Aşk

“Tutku, istek ve aşkın ardından fedakarlık ve alçaklığı tutuşturan bir kıvılcımdır ve insanın en hayvan, dolayısıyla en insan yanıdır.”

Yarım Kalan Yürüyüş, syf: 268

“Aşk, insan bilincini yeniden yaratan bir gerçektir.”

Yürek Sürgünü, syf: 9

“Aşk, iki insanın birbirini keşfedip yeniden şekillendirmesiydi.”

Yürek Sürgünü, syf: 9

“Tutkudan yükselen acı genellikle öfkeye dönüşür. Aşk acısı ise insanı derinleştirip zenginleştirir.”

Yürek Sürgünü, syf: 143

“Başka aşklara duyulan hayranlığın aslında insanın kendi yaşamındaki sevgi eksikliğinin üstü örtülü bir dışavurumu ya da özlemi olduğunu öğreneli çok olmuştu.”

Yürek Sürgünü, syf: 245

“İncelik ve ayrıntılar, aşkın güçlü, kalın ve kopmaz bağını oluşturan iki lif değil miydi?”

Yürek Sürgünü, syf: 338

“Sevgi tutkudan farklıdır; çünkü sevme yetisi -çocuklarda olduğu gibi- sonradan gelişir, sabırla sulanmadan da büyümez.”

Yürek Sürgünü, syf: 481

“Aşk, Tanrı gibidir, yoktur, görülmez ama inanırız.”

Yüz: 1981, syf: X

“Aslında aşk her zaman yeni bir yaşam biçimidir.”

Yüz: 1981, syf: 129

“Oysa aşk ölümden güçlüdür.
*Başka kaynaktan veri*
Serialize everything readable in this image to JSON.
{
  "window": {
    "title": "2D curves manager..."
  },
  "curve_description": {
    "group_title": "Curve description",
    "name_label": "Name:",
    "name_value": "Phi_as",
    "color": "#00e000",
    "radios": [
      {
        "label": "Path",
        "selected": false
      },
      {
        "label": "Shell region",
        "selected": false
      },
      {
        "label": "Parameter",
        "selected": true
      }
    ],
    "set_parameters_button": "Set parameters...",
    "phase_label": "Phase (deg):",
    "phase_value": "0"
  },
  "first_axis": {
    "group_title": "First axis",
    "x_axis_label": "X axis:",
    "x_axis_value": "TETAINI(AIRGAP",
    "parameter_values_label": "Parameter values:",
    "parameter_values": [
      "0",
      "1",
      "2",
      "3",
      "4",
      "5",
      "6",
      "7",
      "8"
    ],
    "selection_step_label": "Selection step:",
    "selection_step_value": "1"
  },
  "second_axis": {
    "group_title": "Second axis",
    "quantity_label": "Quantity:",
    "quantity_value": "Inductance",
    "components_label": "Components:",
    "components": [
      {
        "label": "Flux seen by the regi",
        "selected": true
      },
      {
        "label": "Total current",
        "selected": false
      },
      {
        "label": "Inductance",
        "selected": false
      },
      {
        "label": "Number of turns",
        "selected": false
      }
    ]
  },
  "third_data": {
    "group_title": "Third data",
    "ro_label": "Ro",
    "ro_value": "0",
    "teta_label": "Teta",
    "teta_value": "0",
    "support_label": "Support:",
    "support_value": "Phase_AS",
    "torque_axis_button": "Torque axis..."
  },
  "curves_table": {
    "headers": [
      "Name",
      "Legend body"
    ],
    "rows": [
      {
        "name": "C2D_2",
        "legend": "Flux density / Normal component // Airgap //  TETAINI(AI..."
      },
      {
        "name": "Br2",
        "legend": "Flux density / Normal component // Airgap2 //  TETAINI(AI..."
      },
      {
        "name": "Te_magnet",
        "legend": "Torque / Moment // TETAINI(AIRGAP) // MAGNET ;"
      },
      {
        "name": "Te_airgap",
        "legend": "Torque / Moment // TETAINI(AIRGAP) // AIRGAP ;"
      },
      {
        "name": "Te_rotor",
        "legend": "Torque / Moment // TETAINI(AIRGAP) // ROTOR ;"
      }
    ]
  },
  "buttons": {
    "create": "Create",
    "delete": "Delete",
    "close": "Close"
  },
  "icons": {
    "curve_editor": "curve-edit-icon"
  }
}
Aşk, ölümü yaratabilir, ama ölüm aşkı yaratamaz, ancak sona erdirir. Aşk sevdiğimizin yerine hiç kimseyi koyamayacağımızı fark ettiğimizde trajediye dönüşür.”

Yüz: 1981, syf: 130

“Aşk iki yalnızlığın buluşmasından doğar, sonra yaşamaya duyduğumuz özleme dönüşür.”

Yüz: 1981, syf: 134

“Sanki aşık olduğunun kanıtı, sadece ve sadece sevildiğine inanma isteğinin doyurulmasıyla bağlantılıydı.”

Yüz: 1981, syf: 305

“Bütün büyük aşklar gayrimeşrudur.”

Yüz: 1981, syf: 373

“Aşkı acıya dönüştüren, tarafların yönelişlerindeki eşitsizlik değilse, üçüncü bir kişinin varlığıdır.”

Yüz: 1981, syf: 379

“Aşk aslında cinsel isteğimizin kullandığı bir hileden ibaret değil midir?”

Yüz: 1981, syf: 384

“Ne yazık ki aşık olacağımız kişi, en çok hoşlandığımız, beğendiğimiz ya da bunu en çok hak eden değil, en çok özlediğimiz, yerine başka birini koyamadığımızmış.”

Yüz: 1981, syf: 406

“Aşkın temelinde bir başkasınınki değil, kendi varlığımız vardır. Çünkü severken farkında olmadan aslında kendimizi yüceltir, kendimize yöneliriz. Aşk, kişiliğin dış çemberinde doğar ve merkeze doğru ilerler, sonunda kişinin benliğine ok gibi saplanır. Yaranın derinliği, tutkunun şiddetiyle orantılıdır ve sanılanın aksine gerçek aşk, asla kişiden uzaklaşan ve seyrelen bir durum değildir.”

Yüz: 1981, syf: 256

“Tutku kişilikle ilgilenmez, çoğu kez kötülük kutbuna meyleder ve saf haliyle en çok aşkın ve edebiyatın malzemesidir.”

Yüz: 1981, syf: 410

“Sanatçının büyük sözlerden korkmaması gibi, aşıklar da sonlardan, acılı ayrılıklardan korkmaz…”

Yüz:1981, syf: 417

“Umut aşkın her safhasında vardır ve eğer sonunda teslimiyet yoksa, yaptığın yolculuğa aşk denebilir mi?”

Yüz: 1981, syf: 418

“Aşk arzusu, gideremediği bir susuzluk gibiydi: Yaşamsal ve cennete ait bir nitelik.”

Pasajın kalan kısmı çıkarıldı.